- Theatrical release poster
- Directed by: R. Kannan
- Screenplay by: R. Kannan
- Based on: Kasethan Kadavulada by Chithralaya Gopu
- Produced by: R. Kannan
- Starring: Shiva Priya Anand Yogi Babu
- Cinematography: Prasanna Kumar
- Edited by: Nadan Surya
- Music by: RS Rajprathap
- Production companies: Masala Pix MKRP Productions
- Distributed by: E5 Entertainment
- Release date: 27 May 2023;
- Running time: 130 minutes
- Country: India
- Language: Tamil

= Kasethan Kadavulada (2023 film) =

2023 Indian film by R. Kannan

Kasethan Kadavulada is a 2023 Indian Tamil-language heist comedy film written, produced and directed by R. Kannan. It is a remake of the 1972 Tamil film of the same name. The film stars Shiva, Priya Anand, and Yogi Babu, with Urvashi, Karunakaran, Sivaangi Krishnakumar, Pugazh, Thalaivasal Vijay and Manobala in supporting roles. It revolves around a man collaborating with his cousin and a friend to steal money from his stingy sister-in-law.

The film was announced in July 2021. Principal photography began the same month and ended by the following August within 35 working days.

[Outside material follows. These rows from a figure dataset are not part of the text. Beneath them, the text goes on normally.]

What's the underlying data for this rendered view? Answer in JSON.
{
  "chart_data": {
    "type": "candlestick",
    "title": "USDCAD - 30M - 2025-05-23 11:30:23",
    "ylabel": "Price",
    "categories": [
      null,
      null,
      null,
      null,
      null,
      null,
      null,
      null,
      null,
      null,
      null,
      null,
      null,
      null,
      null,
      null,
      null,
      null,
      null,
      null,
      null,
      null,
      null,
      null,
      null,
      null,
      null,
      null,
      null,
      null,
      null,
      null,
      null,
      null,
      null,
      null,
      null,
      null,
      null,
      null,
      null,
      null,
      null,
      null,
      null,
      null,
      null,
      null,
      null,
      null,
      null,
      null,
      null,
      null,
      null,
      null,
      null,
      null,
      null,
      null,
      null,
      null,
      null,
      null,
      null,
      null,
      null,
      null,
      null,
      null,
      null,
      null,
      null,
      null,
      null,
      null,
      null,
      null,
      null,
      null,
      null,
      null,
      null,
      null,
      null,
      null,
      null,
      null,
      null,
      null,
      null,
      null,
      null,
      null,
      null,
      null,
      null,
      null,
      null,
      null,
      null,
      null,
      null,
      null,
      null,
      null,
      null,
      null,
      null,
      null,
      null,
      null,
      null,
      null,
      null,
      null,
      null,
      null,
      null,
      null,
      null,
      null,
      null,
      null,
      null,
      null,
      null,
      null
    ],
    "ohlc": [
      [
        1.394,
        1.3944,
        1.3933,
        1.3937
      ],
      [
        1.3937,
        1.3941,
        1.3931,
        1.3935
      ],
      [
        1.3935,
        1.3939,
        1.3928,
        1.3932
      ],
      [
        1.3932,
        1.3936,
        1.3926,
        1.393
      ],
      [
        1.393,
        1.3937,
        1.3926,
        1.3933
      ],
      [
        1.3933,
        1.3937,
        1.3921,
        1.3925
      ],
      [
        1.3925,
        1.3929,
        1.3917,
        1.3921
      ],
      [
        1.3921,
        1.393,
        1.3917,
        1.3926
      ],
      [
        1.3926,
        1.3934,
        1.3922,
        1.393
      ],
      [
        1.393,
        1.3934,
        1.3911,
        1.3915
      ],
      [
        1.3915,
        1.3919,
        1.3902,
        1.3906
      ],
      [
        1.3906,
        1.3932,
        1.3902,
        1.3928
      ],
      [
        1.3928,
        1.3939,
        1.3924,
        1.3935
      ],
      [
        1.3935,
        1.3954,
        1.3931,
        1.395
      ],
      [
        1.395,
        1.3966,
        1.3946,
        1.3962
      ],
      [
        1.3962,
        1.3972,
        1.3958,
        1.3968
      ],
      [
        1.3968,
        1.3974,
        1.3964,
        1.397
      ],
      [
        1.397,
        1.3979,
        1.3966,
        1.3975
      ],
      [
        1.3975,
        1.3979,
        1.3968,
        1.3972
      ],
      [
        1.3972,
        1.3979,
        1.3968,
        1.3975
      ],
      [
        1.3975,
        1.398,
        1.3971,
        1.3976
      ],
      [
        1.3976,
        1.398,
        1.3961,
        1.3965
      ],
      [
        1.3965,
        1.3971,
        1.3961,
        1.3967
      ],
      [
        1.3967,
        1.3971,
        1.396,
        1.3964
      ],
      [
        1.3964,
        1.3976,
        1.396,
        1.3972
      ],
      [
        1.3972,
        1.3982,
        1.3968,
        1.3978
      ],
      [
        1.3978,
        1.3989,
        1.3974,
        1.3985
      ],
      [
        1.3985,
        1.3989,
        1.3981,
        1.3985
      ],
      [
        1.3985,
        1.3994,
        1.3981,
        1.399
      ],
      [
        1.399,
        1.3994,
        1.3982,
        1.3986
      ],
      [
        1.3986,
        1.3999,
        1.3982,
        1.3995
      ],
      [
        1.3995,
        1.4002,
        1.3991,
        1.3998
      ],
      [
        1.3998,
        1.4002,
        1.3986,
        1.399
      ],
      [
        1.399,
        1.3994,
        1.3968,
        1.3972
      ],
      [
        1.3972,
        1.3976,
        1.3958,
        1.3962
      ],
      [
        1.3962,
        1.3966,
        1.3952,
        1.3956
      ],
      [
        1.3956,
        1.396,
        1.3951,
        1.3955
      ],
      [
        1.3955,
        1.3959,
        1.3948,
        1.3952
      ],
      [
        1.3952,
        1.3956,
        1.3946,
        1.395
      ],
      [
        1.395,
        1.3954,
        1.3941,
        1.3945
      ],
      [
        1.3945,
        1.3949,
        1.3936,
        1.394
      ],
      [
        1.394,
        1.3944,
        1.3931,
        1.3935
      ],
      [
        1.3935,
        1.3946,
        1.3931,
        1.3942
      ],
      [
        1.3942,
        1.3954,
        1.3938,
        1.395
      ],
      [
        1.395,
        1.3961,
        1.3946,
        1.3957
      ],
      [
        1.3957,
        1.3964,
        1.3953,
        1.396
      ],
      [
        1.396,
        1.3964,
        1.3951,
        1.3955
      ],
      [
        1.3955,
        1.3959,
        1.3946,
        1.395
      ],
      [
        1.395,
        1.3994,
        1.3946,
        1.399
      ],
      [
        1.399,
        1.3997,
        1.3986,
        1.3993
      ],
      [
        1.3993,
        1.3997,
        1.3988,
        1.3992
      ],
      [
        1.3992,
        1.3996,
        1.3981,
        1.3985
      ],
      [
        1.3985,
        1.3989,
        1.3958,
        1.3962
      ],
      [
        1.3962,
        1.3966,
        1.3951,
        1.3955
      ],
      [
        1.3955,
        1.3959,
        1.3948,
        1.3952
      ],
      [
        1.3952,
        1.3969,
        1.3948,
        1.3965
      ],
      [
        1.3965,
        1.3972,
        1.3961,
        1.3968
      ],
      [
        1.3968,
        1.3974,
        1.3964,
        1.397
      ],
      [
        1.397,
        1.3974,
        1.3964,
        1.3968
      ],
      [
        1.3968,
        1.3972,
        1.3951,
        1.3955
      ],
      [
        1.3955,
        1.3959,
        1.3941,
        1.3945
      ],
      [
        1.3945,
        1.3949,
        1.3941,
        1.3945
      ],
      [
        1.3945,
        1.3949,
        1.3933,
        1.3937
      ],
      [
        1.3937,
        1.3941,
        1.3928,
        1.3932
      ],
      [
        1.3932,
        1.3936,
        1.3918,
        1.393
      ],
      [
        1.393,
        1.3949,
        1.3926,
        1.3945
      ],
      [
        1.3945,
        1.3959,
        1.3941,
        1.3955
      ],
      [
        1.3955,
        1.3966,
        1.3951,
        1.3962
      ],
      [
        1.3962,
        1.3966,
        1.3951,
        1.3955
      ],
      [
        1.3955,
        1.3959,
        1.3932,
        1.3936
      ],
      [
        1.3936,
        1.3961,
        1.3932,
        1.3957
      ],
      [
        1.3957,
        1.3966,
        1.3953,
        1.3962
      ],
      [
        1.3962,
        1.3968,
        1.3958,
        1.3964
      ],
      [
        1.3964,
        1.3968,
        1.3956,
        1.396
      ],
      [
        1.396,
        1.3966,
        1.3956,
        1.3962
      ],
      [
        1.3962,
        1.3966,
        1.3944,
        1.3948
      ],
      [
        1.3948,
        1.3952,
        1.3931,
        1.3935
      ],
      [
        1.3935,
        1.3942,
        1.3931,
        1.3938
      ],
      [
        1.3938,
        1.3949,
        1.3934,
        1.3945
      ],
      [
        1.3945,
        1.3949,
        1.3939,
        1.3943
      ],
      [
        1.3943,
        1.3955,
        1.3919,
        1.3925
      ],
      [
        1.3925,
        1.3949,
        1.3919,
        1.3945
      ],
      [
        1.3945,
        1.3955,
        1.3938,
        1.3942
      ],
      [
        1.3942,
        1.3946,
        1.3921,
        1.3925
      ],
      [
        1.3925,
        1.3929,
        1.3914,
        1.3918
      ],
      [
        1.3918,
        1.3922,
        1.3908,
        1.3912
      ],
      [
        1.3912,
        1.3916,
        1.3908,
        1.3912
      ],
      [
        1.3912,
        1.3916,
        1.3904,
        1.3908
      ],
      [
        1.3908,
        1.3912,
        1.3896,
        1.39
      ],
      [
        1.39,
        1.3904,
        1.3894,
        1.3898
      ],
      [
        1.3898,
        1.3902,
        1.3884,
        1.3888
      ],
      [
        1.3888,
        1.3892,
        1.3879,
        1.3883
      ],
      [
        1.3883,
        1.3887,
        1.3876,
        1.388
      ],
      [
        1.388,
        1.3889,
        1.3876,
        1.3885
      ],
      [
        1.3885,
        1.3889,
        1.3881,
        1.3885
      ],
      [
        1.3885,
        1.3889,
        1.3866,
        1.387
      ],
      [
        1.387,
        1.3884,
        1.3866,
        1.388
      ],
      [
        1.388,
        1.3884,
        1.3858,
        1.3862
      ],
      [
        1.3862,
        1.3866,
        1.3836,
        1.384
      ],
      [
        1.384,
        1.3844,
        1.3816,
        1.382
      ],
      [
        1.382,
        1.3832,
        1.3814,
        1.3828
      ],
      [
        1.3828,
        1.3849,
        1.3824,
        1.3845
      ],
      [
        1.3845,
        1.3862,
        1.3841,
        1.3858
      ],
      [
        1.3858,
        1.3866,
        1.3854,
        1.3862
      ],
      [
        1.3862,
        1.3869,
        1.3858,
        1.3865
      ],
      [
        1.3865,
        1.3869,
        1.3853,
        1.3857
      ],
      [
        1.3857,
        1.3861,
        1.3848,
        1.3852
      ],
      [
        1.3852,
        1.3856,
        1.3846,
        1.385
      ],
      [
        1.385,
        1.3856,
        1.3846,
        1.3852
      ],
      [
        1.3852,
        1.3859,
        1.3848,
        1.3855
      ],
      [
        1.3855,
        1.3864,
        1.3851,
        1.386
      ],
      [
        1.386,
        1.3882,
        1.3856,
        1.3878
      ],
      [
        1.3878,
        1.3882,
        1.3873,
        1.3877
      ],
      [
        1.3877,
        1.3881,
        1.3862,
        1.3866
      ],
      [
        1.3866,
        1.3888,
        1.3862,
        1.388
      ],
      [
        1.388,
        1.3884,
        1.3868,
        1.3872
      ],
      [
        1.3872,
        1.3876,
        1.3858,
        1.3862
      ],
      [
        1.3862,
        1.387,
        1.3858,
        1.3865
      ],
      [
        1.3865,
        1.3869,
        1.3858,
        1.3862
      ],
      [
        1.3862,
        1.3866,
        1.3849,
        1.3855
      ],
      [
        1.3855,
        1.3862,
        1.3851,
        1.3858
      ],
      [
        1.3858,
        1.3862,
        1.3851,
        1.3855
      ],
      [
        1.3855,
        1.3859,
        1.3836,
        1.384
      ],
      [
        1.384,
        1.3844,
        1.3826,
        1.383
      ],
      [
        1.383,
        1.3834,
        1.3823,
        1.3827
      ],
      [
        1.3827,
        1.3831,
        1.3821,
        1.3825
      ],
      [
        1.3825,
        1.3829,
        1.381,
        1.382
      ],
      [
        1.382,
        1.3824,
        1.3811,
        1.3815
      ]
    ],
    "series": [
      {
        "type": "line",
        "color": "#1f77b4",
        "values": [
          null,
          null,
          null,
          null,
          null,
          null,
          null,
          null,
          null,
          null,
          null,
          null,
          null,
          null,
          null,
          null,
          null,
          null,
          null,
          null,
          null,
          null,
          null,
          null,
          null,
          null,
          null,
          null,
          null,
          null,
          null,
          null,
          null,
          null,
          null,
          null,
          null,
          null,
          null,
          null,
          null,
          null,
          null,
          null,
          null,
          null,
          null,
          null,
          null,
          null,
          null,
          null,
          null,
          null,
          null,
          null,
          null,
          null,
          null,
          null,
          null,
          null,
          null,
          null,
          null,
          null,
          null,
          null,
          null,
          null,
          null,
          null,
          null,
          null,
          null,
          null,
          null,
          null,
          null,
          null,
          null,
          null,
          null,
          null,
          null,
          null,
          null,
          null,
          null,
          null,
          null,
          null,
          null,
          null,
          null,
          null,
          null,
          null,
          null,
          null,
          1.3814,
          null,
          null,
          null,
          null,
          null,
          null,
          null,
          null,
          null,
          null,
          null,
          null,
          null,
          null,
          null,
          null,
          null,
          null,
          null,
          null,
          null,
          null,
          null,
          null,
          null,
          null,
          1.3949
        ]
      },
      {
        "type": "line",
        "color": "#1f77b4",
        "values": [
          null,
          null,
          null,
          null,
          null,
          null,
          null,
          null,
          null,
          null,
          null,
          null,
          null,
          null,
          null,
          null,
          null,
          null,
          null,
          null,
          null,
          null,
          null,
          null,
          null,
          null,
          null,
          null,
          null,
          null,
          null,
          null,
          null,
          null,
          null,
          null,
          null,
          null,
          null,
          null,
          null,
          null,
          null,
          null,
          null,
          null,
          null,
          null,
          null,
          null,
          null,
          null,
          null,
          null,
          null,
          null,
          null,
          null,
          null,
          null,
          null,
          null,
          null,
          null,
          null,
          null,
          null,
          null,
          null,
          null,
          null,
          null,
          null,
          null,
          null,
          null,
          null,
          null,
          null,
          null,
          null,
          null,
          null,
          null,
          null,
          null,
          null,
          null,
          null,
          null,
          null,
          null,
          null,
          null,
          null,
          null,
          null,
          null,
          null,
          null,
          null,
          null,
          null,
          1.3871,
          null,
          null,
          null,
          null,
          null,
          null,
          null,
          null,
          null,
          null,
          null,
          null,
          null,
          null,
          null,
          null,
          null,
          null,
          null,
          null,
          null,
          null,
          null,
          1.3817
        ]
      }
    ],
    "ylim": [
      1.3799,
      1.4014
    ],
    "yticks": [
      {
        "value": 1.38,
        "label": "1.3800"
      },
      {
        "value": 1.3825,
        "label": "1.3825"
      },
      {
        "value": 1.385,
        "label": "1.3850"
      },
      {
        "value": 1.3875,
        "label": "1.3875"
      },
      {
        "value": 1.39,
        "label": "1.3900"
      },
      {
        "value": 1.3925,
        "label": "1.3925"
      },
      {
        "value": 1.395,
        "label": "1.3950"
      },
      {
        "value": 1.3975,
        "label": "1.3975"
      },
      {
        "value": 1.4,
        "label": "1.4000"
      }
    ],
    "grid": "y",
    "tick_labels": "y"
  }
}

The film was released in theatres on 27 May 2023, following multiple delays since October 2022 caused by legal and financial issues to highly negative reviews.

== Plot ==

With their vain sister-in-law (Urvashi) lording over their home, two young men (Shiva and Karunakaran) who are in need of money plot to steal from her high-security vault, and recruit their conman friend (Yogi Babu) to disguise as a godman and win her trust.

== Production ==
On 7 July 2021, R. Kannan announced he would be remaking the 1972 Tamil film Kasethan Kadavulada, directing and producing the remake under his banner Masala Pix, with MKRP Productions co-producing. As part of the announcement, Shiva would play the lead role originally done by R. Muthuraman, with Yogi Babu and Urvashi reprising the roles by originally portrayed Thengai Srinivasan and Manorama. Principal photography began on 16 July, along with the announcement that Priya Anand and Karunakaran would be reprising the roles originally played by Lakshmi and Srikanth. Sivaangi Krishnakumar was also announced in an undisclosed role. Pugazh later joined the cast in the role of a hacker, a character not present in the original film, and Thalaivasal Vijay said he would be reprising Vennira Aadai Moorthy's role. By 11 August, filming was 80% complete. Most of the film was shot on a bungalow set erected by art director Rajkumar at East Coast Road. Filming wrapped by 23 August within 35 working days.

== Soundtrack ==
The soundtrack is composed by debutant RS Rajprathap, replacing Kannan (not the director) who was originally announced as composer. It features a remix of "Jambulingame Jadaadaraa" from the original film.

Track listing
| No. | Title | Lyrics | Singer(s) | Length |
|---|---|---|---|---|
| 1. | "Indru Vandha" | Vaali | Chinmayi | 04:25 |
| 2. | "Jambulingame" | Vaali | Sathya Prakash, Diwakar, Kannan Narayanan | 04:09 |
| Total length: |  |  |  | 08:34 |

== Release ==
Kasethan Kadavulada was initially scheduled to release in theatres on 7 October 2022, but was postponed, reportedly due to the success of Ponniyin Selvan: I resulting in non-availability of screens for other films. It was then scheduled to release on 23 December 2022, and later 10 February 2023, but then indefinitely delayed due to legal and financial issues. It was later scheduled to release in theatres on 24 March 2023, but all shows on that date were cancelled. Shortly thereafter, the film's theatrical release was again indefinitely postponed, but the following month, it was announced to release in theatres on 12 May 2023. Shortly after missing that date, it was pushed to 26 May, being released the day after. The film's post-theatrical television satellite rights were sold to Sun TV and the streaming rights to Sun NXT. It began streaming there from 23 June 2023.

== Critical reception ==
M Suganth of The Times of India gave 1 star out of 5 and wrote that "In the end, all that the film accomplishes is a grave injustice to not only to its cast and crew, and audiences". A critic from Puthiya Thalaimurai stated that it is a shame that the script team of this film did not take the same amount of effort that the audience needed to watch the film and rated 0.5 out of 5. Jayabhuvaneshwari B of Cinema Express said, "Sloppy dialogue delivery and forcefully fit one-liners make Kasethan Kadavulada a largely superficial remake that makes one think if the kaasu spent on the film was even worth it".